One final point.  Perhaps it is a danger to which poets are especially vulnerable, the belief that it is the intense bond between two people that gives meaning to life.  For many people it is the slightly looser bonds of family and close friends that give meaning to life.  But as Wiman’s life demonstrates, there is no need to choose among them.  All provide the communion that gives meaning to life.  And perhaps in the end it is this communion that the Eucharist celebrates.  Not eternal life; just life shared with others along lines laid down by Christ.

___________

* Wiman was diagnosed with a rare blood cancer thirteen years ago.  After bone marrow transplants and chemotherapy, he remains in remission.

** Jefferson wrote a version of the Gospels with the miracles and supernatural excised.

References

Christian Wiman, My Bright Abyss: Meditations of a Modern Believer.  Farrar, Straus, and Giroux, 2014. 

4 thoughts on “My Bright Abyss: Cancer, Poetry, and God”

  1. I shall read this poem.Thank you for reading it and giving us your thoughts.I and most people like to know what others think and feel.My husband did not seem frightened at the end.He looked happy.Though he did seem worried about leaving me a few days before.I am sure there are other worlds.But they are probably here now.I have had a few glimpses.But we are meant to be living in this world we these people around us, doing the best we can.Mysticism can be selfish I think if we seek it for satisfaction. Religious experience is something else.I don’t know what.

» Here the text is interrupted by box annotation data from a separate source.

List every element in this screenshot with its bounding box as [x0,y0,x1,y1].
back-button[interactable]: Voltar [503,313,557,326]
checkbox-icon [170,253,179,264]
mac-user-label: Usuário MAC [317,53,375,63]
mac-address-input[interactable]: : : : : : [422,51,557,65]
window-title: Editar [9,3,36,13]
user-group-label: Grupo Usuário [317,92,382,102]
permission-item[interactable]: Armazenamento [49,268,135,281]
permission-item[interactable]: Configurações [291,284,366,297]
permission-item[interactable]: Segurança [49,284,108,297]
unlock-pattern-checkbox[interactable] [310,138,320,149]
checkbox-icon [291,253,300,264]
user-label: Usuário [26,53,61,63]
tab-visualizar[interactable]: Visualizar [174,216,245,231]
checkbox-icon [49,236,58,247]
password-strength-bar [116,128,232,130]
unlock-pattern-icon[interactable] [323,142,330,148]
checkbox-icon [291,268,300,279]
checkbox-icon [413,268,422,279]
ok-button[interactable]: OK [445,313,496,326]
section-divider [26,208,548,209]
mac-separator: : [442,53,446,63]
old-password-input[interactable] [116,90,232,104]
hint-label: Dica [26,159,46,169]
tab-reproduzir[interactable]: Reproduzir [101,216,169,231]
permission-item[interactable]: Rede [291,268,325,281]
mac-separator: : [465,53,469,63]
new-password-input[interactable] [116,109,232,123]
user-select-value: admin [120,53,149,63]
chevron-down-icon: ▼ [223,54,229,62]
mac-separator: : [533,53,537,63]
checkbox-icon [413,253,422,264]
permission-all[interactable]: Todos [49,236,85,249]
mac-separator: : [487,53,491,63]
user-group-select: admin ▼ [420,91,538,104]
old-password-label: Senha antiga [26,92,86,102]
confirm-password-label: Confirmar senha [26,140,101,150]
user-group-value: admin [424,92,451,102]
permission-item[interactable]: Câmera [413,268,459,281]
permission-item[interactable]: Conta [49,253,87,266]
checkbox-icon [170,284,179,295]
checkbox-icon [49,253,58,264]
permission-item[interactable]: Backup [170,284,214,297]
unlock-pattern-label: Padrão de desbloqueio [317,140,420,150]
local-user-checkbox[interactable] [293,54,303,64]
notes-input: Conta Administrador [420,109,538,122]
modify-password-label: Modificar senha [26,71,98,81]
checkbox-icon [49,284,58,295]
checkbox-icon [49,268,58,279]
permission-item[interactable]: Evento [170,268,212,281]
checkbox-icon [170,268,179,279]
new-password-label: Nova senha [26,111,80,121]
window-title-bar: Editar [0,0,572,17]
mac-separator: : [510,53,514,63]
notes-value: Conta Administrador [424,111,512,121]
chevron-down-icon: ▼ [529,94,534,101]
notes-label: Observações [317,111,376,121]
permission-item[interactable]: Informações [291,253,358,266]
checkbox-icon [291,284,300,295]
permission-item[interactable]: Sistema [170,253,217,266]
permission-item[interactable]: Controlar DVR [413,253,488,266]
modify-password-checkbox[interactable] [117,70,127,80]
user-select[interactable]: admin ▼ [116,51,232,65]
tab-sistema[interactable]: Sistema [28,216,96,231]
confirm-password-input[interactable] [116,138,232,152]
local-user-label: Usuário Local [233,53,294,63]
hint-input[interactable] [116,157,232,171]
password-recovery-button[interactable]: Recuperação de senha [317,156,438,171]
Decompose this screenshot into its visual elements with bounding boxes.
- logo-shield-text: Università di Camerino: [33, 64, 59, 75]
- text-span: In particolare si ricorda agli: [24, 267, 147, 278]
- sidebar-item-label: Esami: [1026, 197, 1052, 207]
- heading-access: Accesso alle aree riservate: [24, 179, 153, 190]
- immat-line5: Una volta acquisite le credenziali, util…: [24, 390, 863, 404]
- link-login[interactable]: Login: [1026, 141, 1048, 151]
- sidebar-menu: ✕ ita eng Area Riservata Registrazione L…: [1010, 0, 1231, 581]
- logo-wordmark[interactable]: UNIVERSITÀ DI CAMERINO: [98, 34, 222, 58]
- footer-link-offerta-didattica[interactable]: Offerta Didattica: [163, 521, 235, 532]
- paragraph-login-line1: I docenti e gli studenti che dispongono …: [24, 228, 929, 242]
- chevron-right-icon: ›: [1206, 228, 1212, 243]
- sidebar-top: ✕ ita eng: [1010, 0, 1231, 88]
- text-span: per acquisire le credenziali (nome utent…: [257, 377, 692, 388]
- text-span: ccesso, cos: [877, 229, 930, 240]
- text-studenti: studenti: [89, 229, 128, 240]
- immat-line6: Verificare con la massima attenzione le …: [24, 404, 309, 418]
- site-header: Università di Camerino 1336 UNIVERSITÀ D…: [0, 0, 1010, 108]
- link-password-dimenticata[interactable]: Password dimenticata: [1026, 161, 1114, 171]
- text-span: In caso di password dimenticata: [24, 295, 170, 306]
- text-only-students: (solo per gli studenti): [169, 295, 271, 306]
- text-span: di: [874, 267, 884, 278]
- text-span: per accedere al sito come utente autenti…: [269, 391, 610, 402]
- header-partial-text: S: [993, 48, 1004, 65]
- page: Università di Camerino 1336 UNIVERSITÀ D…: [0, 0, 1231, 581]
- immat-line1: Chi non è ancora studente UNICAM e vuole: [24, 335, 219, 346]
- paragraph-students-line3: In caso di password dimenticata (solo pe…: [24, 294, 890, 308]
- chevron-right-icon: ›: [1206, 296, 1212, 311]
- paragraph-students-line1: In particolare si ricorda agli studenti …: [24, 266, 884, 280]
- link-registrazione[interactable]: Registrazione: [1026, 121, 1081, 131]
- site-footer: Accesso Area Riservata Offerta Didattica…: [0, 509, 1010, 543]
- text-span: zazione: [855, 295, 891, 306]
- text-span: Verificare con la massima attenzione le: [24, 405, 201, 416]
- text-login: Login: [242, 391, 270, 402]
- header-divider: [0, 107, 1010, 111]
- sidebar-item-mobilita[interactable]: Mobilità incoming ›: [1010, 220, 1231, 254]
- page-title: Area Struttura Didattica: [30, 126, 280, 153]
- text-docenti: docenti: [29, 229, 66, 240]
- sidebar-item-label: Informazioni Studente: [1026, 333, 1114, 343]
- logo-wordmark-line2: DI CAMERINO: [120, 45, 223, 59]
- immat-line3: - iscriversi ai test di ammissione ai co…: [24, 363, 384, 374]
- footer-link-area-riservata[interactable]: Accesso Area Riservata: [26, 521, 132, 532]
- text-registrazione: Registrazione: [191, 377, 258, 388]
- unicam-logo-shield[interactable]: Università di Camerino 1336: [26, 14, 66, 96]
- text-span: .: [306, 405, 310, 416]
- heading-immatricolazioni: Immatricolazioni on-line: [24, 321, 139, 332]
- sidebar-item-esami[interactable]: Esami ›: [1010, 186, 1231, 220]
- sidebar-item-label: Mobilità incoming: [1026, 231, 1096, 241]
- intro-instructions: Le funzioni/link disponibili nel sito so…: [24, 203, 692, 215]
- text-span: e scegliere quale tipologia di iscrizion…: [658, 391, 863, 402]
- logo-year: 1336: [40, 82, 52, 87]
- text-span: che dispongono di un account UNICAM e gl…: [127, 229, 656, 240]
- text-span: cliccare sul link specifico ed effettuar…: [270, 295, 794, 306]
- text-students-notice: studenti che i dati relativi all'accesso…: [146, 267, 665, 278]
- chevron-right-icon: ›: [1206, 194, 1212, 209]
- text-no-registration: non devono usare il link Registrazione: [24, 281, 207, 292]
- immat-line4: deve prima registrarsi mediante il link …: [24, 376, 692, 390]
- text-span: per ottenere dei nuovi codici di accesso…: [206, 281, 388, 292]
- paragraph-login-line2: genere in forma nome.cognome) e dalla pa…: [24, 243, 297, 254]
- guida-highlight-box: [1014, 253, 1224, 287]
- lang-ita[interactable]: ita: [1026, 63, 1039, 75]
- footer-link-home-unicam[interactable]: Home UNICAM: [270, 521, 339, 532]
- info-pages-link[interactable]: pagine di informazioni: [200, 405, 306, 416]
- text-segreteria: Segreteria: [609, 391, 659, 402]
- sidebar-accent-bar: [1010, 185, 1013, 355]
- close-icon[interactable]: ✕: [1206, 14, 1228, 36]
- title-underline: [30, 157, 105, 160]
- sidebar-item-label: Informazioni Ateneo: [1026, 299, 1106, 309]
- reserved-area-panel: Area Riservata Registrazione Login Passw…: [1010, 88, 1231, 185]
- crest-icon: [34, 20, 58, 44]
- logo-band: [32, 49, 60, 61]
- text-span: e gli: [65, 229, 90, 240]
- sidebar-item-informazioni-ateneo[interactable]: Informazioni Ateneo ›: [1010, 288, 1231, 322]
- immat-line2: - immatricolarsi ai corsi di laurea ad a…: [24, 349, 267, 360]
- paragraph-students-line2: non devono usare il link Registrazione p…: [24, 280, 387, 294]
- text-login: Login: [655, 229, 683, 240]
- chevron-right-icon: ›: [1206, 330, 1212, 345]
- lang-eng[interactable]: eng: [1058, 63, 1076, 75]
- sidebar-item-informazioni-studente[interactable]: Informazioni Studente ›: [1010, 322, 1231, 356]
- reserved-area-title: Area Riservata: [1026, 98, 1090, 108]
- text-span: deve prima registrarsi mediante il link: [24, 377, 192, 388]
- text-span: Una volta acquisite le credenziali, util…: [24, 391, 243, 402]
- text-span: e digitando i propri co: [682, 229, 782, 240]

  2. The most compelling part of this blog entry for me is when you write that to love God is to love your neighbor more than yourself. Speaking for myself, that’s the gift, the state of grace, that gives me all that I have, which is today. I have clearly been very imperfect in this, but as long as I think of the well-being of others, my fear of death is temporarily set aside. Perhaps that’s the blessing of Christ instead of the promise of an afterlife.

  3. Marc, that’s very touching. And I think it’s true. The more I’m involved in myself and my problems, the more I lose my place in a larger world, a network of friends and lovers, and a world that was here before I arrived and will be here long after I’m gone. To think this way means that death is not total obliteration. Fred

  4. Leonard Cohen suffered from severe depression and also had stage fright.When he was over 70 he had to go on tour again when he lost his money.
    Being interviewed he said that after 70 he felt much better and happier
    He referred to stopping thinking about himself but also thought that cells in the brain connected to anxiety might die off with age
    In either case thinking of others an caring for them makes us feel better too.We can learn from observation and get connected to the web of life.He seems to have become my transitional object .
    Loving others also means not bearing grudges I think.Another interesting post here.